The John James Audubon House in Harlem was built between 155th and 156 Streets just a bit west of Riverside Drive. The house was torn down in 1931 by an apartment developer, after a last-minute salvage attempt.
Born in 1785, Audubon was unsuccessful in business, but in the 1820′s he began his lifelong work of documenting American wildlife, exploring broad areas of the continent with gun and drawing materials. He finished his signature work, “Birds of America,” in 1838, and settled in New York in the late 1830′s.
Restless in the confines of the built-up city, Audubon bought a tract on the Hudson River between 155th and 158th Streets around 1840 and soon built a two-story frame house facing the river. Period accounts say the woodlands teemed with muskrats, otters, martens, elk and other animals.
He named the estate Minniesland, after his wife, Lucy – the term was derived from the Scottish word for mother – and for a while he was supremely happy there. But in 1843, Audubon set out on another western trip, to develop drawings for his book “The Viviparous Quadrupeds of North America.”
On his return he had aged noticeably, and he had to let his sons Victor and John finish the work. John Bachman, Audubon’s longtime collaborator, visited him in 1847 and wrote, “His noble mind is all in ruins – it is indescribably sad.” Audubon died at age 65 in 1851.
The Audubon sons had built other houses nearby, and the 1860 census taker recorded 25 Audubon family members and servants in the family compound. By this time others had built houses close by, and the area was known as Audubon Park.
Lucy Audubon sold the estate in 1864 to Jesse Benedict, a lawyer who probably commuted to his downtown office via the Hudson River Railroad, which had interrupted the area’s water access when it was built in the 1840′s.
Benedict added a mansard roof and other Victorian touches to what had been a simple frame house. He died in the house in 1872, and the next year it was offered for rent, with a stable for six horses and “Croton water,” meaning that it was supplied with water from city mains. But Benedict’s wife, Frances, was in the house at the time of her death, in 1887.
The Benedicts were succeeded by Charles Francis Stone, a lawyer, who was there in 1893 when a stone grave marker in the form of a Celtic cross was installed on Audubon’s grave in Trinity Cemetery, across 155th Street.
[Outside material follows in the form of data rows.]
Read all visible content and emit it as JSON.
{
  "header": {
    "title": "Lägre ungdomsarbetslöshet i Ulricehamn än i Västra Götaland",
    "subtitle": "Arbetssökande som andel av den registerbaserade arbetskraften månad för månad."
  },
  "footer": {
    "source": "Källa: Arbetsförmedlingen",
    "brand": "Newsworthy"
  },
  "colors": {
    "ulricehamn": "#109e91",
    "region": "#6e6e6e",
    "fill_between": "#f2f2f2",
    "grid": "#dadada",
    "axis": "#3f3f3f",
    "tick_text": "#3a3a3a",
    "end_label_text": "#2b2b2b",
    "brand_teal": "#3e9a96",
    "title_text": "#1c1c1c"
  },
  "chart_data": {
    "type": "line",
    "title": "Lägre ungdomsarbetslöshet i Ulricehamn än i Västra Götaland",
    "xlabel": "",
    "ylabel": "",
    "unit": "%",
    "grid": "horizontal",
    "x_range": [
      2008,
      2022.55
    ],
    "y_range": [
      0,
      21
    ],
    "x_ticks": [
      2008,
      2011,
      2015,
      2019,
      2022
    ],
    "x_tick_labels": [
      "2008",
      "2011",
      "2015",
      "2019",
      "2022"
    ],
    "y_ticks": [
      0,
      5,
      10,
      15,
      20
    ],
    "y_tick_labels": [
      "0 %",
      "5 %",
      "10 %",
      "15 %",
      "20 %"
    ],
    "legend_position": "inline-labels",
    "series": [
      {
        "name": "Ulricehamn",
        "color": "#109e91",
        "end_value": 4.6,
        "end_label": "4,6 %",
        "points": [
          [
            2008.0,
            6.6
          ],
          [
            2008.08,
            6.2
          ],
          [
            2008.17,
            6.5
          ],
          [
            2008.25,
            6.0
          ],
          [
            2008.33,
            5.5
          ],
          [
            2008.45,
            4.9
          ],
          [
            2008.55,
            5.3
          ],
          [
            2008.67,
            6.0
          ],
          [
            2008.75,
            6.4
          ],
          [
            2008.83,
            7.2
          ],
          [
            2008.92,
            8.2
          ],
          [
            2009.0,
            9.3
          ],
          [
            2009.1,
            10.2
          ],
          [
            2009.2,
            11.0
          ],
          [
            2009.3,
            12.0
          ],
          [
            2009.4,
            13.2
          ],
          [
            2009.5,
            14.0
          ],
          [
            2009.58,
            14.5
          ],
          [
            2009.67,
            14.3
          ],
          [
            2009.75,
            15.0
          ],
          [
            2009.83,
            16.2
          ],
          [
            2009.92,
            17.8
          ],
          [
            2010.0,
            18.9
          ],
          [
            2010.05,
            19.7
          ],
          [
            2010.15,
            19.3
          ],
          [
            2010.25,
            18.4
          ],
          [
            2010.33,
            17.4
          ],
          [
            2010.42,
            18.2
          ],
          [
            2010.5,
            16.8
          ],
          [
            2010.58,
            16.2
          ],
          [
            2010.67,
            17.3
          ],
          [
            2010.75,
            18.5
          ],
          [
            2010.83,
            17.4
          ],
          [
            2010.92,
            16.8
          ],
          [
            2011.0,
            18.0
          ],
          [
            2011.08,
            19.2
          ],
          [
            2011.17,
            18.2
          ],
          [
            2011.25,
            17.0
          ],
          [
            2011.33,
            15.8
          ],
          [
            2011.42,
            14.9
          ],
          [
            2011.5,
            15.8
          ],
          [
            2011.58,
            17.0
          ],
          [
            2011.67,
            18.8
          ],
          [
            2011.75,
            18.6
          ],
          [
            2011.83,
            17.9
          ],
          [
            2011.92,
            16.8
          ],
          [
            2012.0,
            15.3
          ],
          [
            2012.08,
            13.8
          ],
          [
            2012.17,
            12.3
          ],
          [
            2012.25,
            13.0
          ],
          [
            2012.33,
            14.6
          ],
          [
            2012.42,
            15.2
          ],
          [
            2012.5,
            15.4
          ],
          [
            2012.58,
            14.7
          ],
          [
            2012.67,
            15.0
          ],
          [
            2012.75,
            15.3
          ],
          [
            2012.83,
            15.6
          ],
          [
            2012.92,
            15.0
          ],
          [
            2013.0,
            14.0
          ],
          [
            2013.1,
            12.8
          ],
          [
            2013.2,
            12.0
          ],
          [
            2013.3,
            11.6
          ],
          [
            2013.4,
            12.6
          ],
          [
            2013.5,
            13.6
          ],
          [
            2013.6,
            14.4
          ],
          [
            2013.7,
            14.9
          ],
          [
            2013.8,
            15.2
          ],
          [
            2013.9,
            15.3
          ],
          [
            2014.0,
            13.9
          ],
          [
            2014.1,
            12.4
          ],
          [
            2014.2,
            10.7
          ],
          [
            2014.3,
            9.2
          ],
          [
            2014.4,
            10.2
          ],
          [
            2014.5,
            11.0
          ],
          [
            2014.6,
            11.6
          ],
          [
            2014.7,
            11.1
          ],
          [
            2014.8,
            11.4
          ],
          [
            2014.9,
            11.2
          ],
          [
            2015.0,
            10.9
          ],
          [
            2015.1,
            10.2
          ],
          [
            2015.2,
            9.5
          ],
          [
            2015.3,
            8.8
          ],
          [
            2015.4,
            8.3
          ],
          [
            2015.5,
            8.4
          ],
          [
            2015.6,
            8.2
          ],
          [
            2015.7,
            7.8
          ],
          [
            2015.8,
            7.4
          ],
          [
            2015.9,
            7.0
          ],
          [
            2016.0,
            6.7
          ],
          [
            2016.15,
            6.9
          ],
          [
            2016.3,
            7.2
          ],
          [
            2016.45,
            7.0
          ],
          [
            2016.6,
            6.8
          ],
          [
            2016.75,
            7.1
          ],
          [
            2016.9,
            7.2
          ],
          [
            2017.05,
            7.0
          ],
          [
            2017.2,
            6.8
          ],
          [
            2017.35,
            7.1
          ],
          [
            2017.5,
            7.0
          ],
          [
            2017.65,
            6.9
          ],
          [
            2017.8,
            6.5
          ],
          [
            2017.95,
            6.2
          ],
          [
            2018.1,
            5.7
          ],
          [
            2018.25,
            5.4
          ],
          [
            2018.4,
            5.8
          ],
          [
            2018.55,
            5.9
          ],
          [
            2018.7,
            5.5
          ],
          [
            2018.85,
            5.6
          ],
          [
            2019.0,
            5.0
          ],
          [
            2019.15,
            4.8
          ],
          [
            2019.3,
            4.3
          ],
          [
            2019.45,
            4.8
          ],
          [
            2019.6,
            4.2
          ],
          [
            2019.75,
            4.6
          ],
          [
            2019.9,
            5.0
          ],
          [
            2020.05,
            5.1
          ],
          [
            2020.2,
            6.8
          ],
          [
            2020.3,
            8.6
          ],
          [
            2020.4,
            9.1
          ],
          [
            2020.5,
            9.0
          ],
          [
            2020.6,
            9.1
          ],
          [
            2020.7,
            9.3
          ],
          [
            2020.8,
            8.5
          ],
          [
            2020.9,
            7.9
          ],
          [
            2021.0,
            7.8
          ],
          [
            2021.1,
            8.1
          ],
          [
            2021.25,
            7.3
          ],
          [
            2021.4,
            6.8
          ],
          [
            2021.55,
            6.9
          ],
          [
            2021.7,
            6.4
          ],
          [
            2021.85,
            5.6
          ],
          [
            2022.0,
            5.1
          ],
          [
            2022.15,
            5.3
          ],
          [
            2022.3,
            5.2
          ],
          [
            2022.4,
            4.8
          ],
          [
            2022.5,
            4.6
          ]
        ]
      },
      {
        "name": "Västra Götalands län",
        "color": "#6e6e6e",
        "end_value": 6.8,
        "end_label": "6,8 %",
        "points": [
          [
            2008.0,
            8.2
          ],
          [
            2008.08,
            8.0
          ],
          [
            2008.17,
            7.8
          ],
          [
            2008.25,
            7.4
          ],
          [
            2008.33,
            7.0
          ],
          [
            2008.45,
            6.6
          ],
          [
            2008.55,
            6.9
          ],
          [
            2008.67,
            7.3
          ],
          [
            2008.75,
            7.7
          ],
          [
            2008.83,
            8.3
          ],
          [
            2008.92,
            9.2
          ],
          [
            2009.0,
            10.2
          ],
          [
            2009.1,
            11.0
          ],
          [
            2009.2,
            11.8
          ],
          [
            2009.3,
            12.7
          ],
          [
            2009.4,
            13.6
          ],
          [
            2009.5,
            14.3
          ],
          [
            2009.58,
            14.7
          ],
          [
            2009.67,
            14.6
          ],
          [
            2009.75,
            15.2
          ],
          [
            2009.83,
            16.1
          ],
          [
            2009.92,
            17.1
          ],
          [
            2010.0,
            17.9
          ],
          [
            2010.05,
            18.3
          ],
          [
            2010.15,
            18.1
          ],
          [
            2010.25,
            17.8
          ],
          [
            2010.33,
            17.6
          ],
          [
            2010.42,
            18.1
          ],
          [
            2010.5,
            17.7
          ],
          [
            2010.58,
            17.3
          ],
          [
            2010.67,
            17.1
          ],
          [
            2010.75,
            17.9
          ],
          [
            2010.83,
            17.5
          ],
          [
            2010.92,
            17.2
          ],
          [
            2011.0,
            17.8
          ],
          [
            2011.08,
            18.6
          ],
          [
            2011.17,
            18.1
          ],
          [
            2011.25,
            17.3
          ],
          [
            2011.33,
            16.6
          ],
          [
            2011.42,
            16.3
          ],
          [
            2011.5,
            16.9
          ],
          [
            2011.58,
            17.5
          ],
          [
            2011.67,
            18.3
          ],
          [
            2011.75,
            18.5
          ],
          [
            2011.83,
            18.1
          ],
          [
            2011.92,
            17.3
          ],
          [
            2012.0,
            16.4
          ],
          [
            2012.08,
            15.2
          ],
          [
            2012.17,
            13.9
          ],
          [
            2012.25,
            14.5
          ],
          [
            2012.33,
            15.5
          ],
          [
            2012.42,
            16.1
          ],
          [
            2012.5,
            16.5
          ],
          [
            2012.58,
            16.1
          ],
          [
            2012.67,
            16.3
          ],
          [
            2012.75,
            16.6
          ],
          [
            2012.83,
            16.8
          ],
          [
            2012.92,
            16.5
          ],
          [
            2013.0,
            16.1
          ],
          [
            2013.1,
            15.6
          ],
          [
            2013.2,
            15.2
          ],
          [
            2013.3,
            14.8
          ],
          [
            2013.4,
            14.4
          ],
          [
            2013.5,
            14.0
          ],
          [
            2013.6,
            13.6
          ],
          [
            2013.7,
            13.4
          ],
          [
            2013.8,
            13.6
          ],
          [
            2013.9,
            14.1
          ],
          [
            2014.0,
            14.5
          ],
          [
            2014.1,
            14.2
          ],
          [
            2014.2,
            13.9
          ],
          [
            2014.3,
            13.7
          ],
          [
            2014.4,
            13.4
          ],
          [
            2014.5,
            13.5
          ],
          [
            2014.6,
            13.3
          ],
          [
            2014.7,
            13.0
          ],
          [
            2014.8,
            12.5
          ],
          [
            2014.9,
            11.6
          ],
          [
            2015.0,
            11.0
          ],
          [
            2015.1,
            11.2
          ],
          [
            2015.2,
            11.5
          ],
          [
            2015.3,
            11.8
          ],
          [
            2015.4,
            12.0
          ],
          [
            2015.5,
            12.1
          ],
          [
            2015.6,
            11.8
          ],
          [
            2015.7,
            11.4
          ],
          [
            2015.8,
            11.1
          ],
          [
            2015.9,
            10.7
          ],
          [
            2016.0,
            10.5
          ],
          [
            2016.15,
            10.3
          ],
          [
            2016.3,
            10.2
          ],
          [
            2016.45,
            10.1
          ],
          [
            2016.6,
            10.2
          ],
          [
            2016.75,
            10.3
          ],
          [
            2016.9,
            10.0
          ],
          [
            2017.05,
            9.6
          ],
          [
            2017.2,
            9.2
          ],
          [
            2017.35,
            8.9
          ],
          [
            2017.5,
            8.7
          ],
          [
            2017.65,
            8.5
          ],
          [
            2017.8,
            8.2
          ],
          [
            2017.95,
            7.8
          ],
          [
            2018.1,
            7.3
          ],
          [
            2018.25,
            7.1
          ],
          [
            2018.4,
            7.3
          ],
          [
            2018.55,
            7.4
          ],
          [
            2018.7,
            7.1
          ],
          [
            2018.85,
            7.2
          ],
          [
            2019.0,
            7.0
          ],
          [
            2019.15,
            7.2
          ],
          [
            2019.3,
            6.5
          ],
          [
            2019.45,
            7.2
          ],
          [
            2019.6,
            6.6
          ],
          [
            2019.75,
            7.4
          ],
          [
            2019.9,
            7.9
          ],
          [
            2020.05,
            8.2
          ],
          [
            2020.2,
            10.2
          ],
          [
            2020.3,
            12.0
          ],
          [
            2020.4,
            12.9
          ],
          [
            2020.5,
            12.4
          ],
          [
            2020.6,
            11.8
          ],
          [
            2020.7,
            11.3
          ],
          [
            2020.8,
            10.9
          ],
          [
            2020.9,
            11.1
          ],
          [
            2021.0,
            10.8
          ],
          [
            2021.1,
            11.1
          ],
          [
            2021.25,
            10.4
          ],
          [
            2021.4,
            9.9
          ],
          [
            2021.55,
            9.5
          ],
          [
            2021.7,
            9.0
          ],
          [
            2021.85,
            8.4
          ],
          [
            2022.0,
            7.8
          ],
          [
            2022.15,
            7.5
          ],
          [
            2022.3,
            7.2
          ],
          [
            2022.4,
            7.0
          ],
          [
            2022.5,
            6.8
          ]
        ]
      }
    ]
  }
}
Stone is the last verified occupant.
Living nearby was the conservationist George Bird Grinnell, who had been tutored by Lucy Audubon. He was one of the founders of the first Audubon Society in 1886, choosing the naturalist’s name for the organization, which was the precursor of the present Audubon Society, established as a national organization in 1905.
By 1911, The New York Times reported that the house was “now going to decay,” while all around it apartment buildings were going up. The rickety structure was hemmed in by elevated roadways and new buildings.
Around 1913, the Parks Department unsuccessfully sought to acquire the house and relocate it to Fort Washington Park. It was sold in 1931 to an apartment developer, and the historian Reginald Pelham Bolton mobilized a rescue effort.
He proposed to raise $25,000 to lift the house intact up to Riverside Drive and move it onto city parkland. The developer, the Brandt Construction Company, was at first cooperative, but then demanded a $50,000 guarantee if there was some delay.
Bolton and others lobbied right up until Nov. 30, when Brandt took possession, but gave up on Dec. 1, when wreckers began ripping off the porches.
Then Harold W. Decker, an ornithologist, stepped in and negotiated some sort of agreement with the house wreckers and – to judge from published accounts – acquired the house in fragments. Demolition took barely a week, and in January, The Times reported that Decker had stored the materials at 161st Street and Riverside Drive. But the trail of Decker – and whatever remained of the Audubon house – seems to have disappeared at that time.